This collection is the first recorded presentation of Bridger's highly-acclaimed trilogy of historically-documented epic ballads interpreting real events in western American history from the days of the mountain man and the Fur Trade Era of the 1820s through the death of Lakota Holy Man, Black Elk, in 1950. Bridger has been performing A Ballad of the West around the globe for nearly four decades.
Inspired by John G. Neihardt's A Cycle of the West, Bridger's Ballad is a three-part story told in Homeric verse and song about the Mountain Men, William F. "Buffalo Bill" Cody, and the Lakota Sioux people. After debuting the one man shows of Seekers of the Fleece and Lakota at Austin's Creek Theater in 1973, he took the act on the road, eventually finding a home in the Trans-Missouri region at Yellowstone National Park and Cody, Wyoming, where he exclusively performed A Ballad of the West for nearly six years - as a one man show, and as a full theatrical performance with actors from around the States.
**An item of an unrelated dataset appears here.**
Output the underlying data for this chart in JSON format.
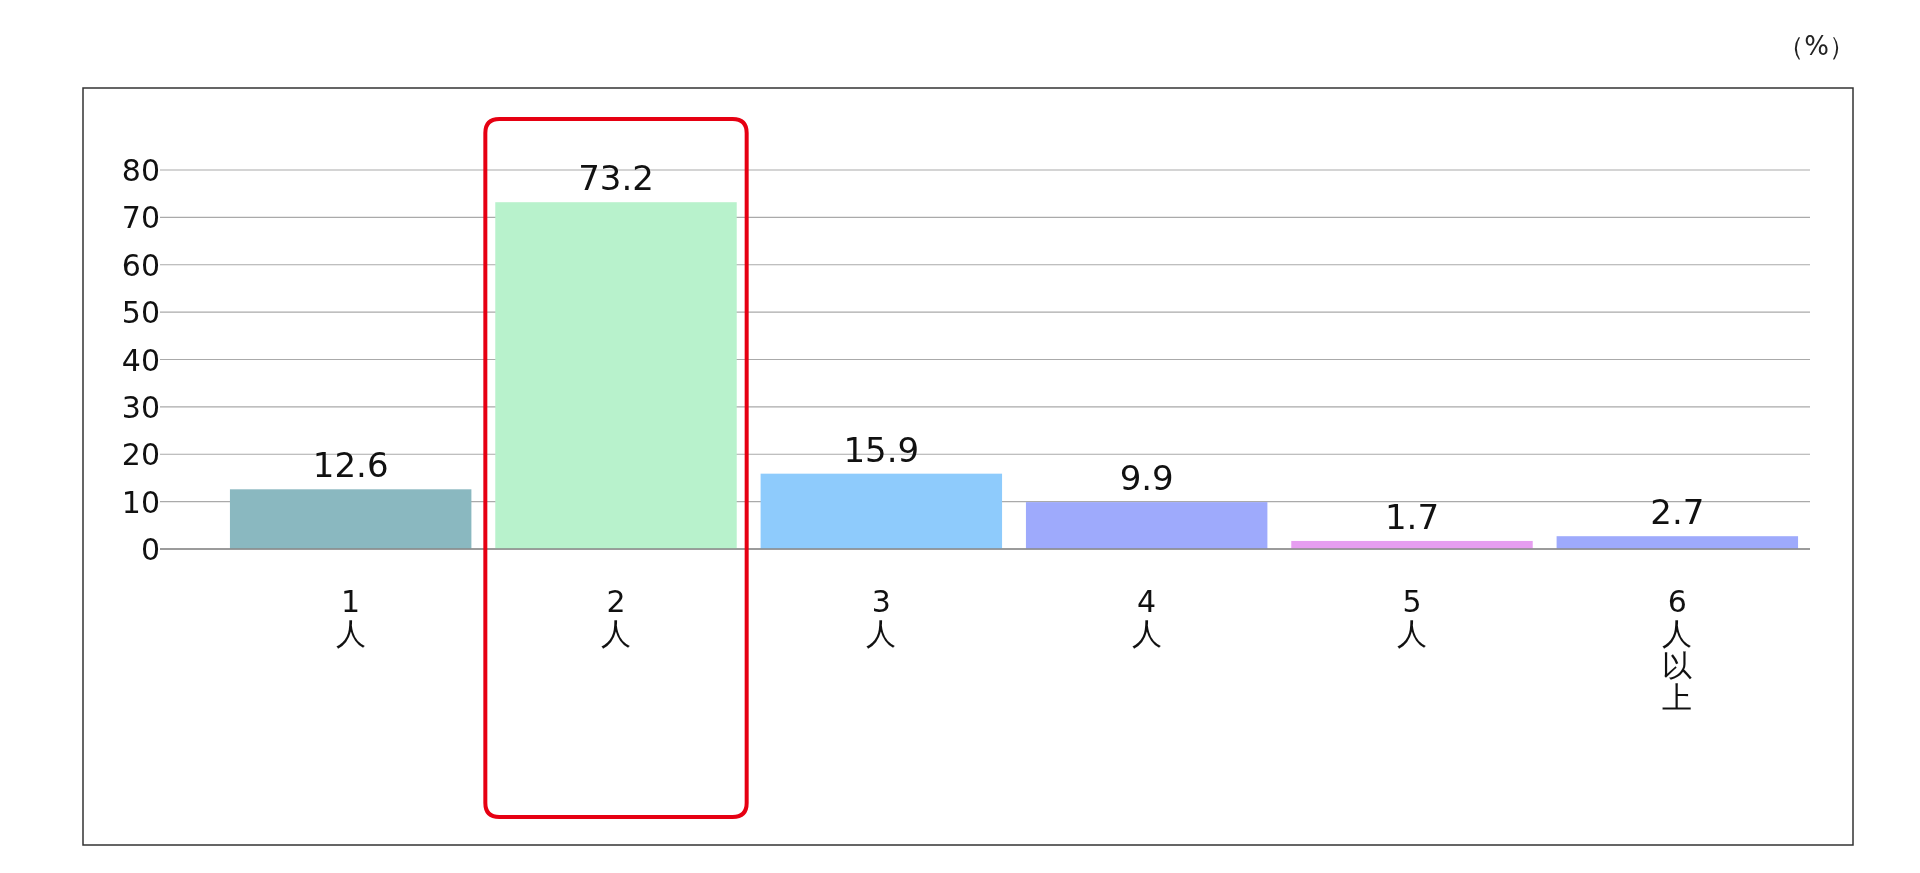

The Trans-Missouri region was the perfect mythological background: it is the mystically fertile landscape of the creation mythology of the Lakota, Cheyenne, Arapaho, Crow, Shoshone, Blackfeet, and Pawnee, as well as the mythology that created much of what we cherish today as a culture in the American West.
Part One: Seekers of the Fleece: Seekers of the Fleece presents the life story of premiere American mountain man Jim Bridger and the Fur Trade Era. Beginning with Bridger's historic ascension of the Missouri River with the Ashely-Henry Expedition in 1822, Seekers of the Fleece musically dramatizes the adventures of the initial interactions between Europeans and Native Americans as well as the beginning of the Emigration Era and the Indian Wars Era.
Part Two: Pahaska: Pahaska is the ballad of "Buffalo Bill." Beginning with William F. Cody's birth in 1846 during the Emigration Era, Pahaska (Cody's Lakota name meaning 'long hair') chronicles Buffalo Bill's adventurous boyhood on the Great Plains, his career as a Pony Express rider, buffalo hunter, scout, and showman, and his rise to global celebrity with the creation of the Wild West.
Part Three: Lakota: Lakota begins with the meeting of Nebraska epic poet, John Neihardt, and the Lakota Holy Man, Black Elk, in South Dakota in 1931. A 'telling of a telling of a telling,' Lakota musically and dramatically presents Black Elk's recollections to Neihardt of the Indian Wars Era (1860 - 1890), Red Cloud and the Fetterman Massacre, the Battle of Little Big Horn, the deaths of Crazy Horse and Sitting Bull, Lakota travels with Buffalo Bill's Wild West, and the Massacre at Wounded Knee.
Even though completed in a 24 track studio, quite a bit of the first of these epic ballads, Seekers of the Fleece, were recorded in a tipi in the Colorado Rockies in 1975 with Slim Pickens and Bridger's old Gonzo pals John and Jim Inmon, Bob Livingston, Gary P. Nunn and Donnie Dolan. Slim's love of the mountain men brought him to volunteer his talents to narrate Seekers of the Fleece and Bridger cherishes the flavor of his unique voice telling Jim Bridger's story. The epic trilogy A Ballad of the West is now available in CD format, book format, and downloadable in PDF format (soon to be available in DVD format in 5.1 Dolby Surround Sound!).